Dans une étude réalisée en 2014 par l’université de Stanford en Californie, des scientifiques se sont associés à des professeurs d’écoles de design pour évaluer une classe très populaire : « Creative Gym ». Dans ce cours, les participants travaillent individuellement sur des activités pratiques qui sont non conventionnelles, rapides mais immersives, en utilisant des fournitures de bureau quotidiennes comme matériel. Les étudiants sont invités à passer rapidement par une série de phases : observation, brainstorming, synthèse, prototypage et mise en œuvre, en répétant si nécessaire, pour générer des solutions innovantes. L’étude a montré que les étudiants de ce programme de renforcement des capacités créatives ont mieux réussi à résoudre des problèmes de pensée divergents que les étudiants d’un groupe témoin. Dans une autre étude, une équipe collaborative de neuroscientifiques et de psychologues de l’Université technologique de Dalian en Chine et de l’Université de l’Oregon aux États-Unis a testé les participants sur des tests de pensée divergente avant et après une méditation de courte durée (30 minutes par jour pendant sept jours). Le groupe témoin a pratiqué la relaxation pendant la même durée. Les chercheurs ont constaté que la créativité peut être considérablement améliorée par la méditation.

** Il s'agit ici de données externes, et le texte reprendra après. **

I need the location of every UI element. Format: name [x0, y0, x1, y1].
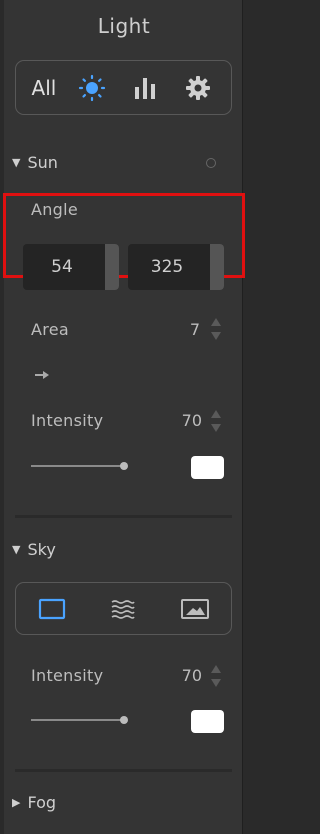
bar-chart-icon[interactable]	[128, 71, 162, 105]
sun-icon[interactable]	[75, 71, 109, 105]
waves-icon[interactable]	[106, 592, 140, 626]
area-value[interactable]: 7	[176, 320, 200, 339]
sun-intensity-knob[interactable]	[120, 462, 128, 470]
gear-icon[interactable]	[181, 71, 215, 105]
section-divider	[15, 769, 232, 772]
collapse-arrow-icon: ▼	[12, 156, 21, 169]
sky-section-header[interactable]: ▼ Sky	[12, 540, 56, 559]
sun-section-header[interactable]: ▼ Sun	[12, 153, 58, 172]
sun-color-swatch[interactable]	[191, 456, 224, 479]
sun-intensity-slider[interactable]	[31, 465, 123, 467]
angle-value-1: 54	[51, 257, 73, 277]
rectangle-icon[interactable]	[35, 592, 69, 626]
sun-intensity-label: Intensity	[31, 411, 104, 430]
sun-header-label: Sun	[27, 153, 58, 172]
sky-mode-bar	[15, 582, 232, 635]
area-arrow-icon[interactable]	[35, 371, 49, 379]
area-label: Area	[31, 320, 70, 339]
expand-arrow-icon: ▶	[12, 796, 21, 809]
sky-intensity-label: Intensity	[31, 666, 104, 685]
angle-value-1-handle[interactable]	[105, 244, 119, 290]
category-bar: All	[15, 60, 232, 115]
fog-header-label: Fog	[27, 793, 57, 812]
image-icon[interactable]	[178, 592, 212, 626]
sky-color-swatch[interactable]	[191, 710, 224, 733]
sun-toggle-icon[interactable]	[206, 158, 216, 168]
angle-value-2: 325	[150, 257, 184, 277]
area-stepper[interactable]	[211, 318, 221, 340]
fog-section-header[interactable]: ▶ Fog	[12, 793, 56, 812]
collapse-arrow-icon: ▼	[12, 543, 21, 556]
sky-intensity-knob[interactable]	[120, 716, 128, 724]
angle-value-2-handle[interactable]	[210, 244, 224, 290]
angle-label: Angle	[31, 200, 79, 219]
sky-header-label: Sky	[27, 540, 56, 559]
sun-intensity-value[interactable]: 70	[166, 411, 202, 430]
section-divider	[15, 515, 232, 518]
panel-title: Light	[97, 14, 151, 38]
sun-intensity-stepper[interactable]	[211, 410, 221, 432]
tab-all[interactable]: All	[32, 76, 57, 100]
sky-intensity-slider[interactable]	[31, 719, 123, 721]
sky-intensity-value[interactable]: 70	[166, 666, 202, 685]
sky-intensity-stepper[interactable]	[211, 665, 221, 687]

Il est intéressant de noter que ces études ont utilisé des approches très contrastées pour tester si la créativité peut être apprise. Dans l’étude de Stanford, les participants ont fait preuve de flexibilité cognitive pour générer des solutions créatives en classe. Dans le même temps, l’entraînement à la méditation de l’étude Dalian-Oregon était un exercice de persistance cognitive, l’accent étant mis sur une meilleure prise de conscience de ses expériences sensorielles. Bien que les chercheurs de ces études n’aient pas utilisé l’imagerie cérébrale, on peut imaginer la danse dynamique entre les réseaux de contrôle dans les cerveaux des apprenants, collaborant finement avec le réseau par défaut générateur de pensées spontanées. Dans l’ensemble, ces études suggèrent qu’il pourrait y avoir de multiples façons de renforcer la créativité – de nombreuses voies vers un cerveau plus créatif.

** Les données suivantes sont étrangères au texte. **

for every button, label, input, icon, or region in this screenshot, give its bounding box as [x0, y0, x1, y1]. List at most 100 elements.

Les artistes, qui sont créatifs de profession, racontent souvent que le processus créatif est celui qui les transfigure dans leur esprit et dans leur corps, et qu’il s’agit d’un processus sur lequel ils n’ont pas beaucoup de contrôle. Ils parlent d’être « dans la zone », ou dans un état de flux. Dans de tels états de pensée créative divergente, le corps est excité et les pupilles se dilatent. Dans une étude récente, des chercheurs du Centre d’intelligence collective du MIT aux États-Unis ont configuré une montre intelligente pour détecter les signaux corporels, notamment les mouvements du cœur et de l’accéléromètre, et ont demandé à des personnes engagées dans des activités créatives en équipe de les porter toute la journée. Ils ont constaté que les signaux corporels mesurés objectivement étaient des prédicteurs significatifs de la créativité perçue, comme l’ont rapporté les sujets testés. Une intensité et une cohérence plus élevées (ou une variabilité plus faible) de l’activité des signaux corporels permettaient de prédire une plus grande créativité. Les mesures des signaux corporels complétaient en outre les auto-évaluations du type de personnalité et de l’humeur.

Bien que les chercheurs qui s’intéressent aux modalités physiques et aux voies neurologiques de la créativité progressent dans la compréhension de son fonctionnement – ainsi que dans la manière dont elle peut être stimulée – la créativité conserve une certaine mystique en tant qu’état d’être unique, lorsque l’esprit et le corps résonnent en parfaite harmonie, comme un diapason générant un son pur.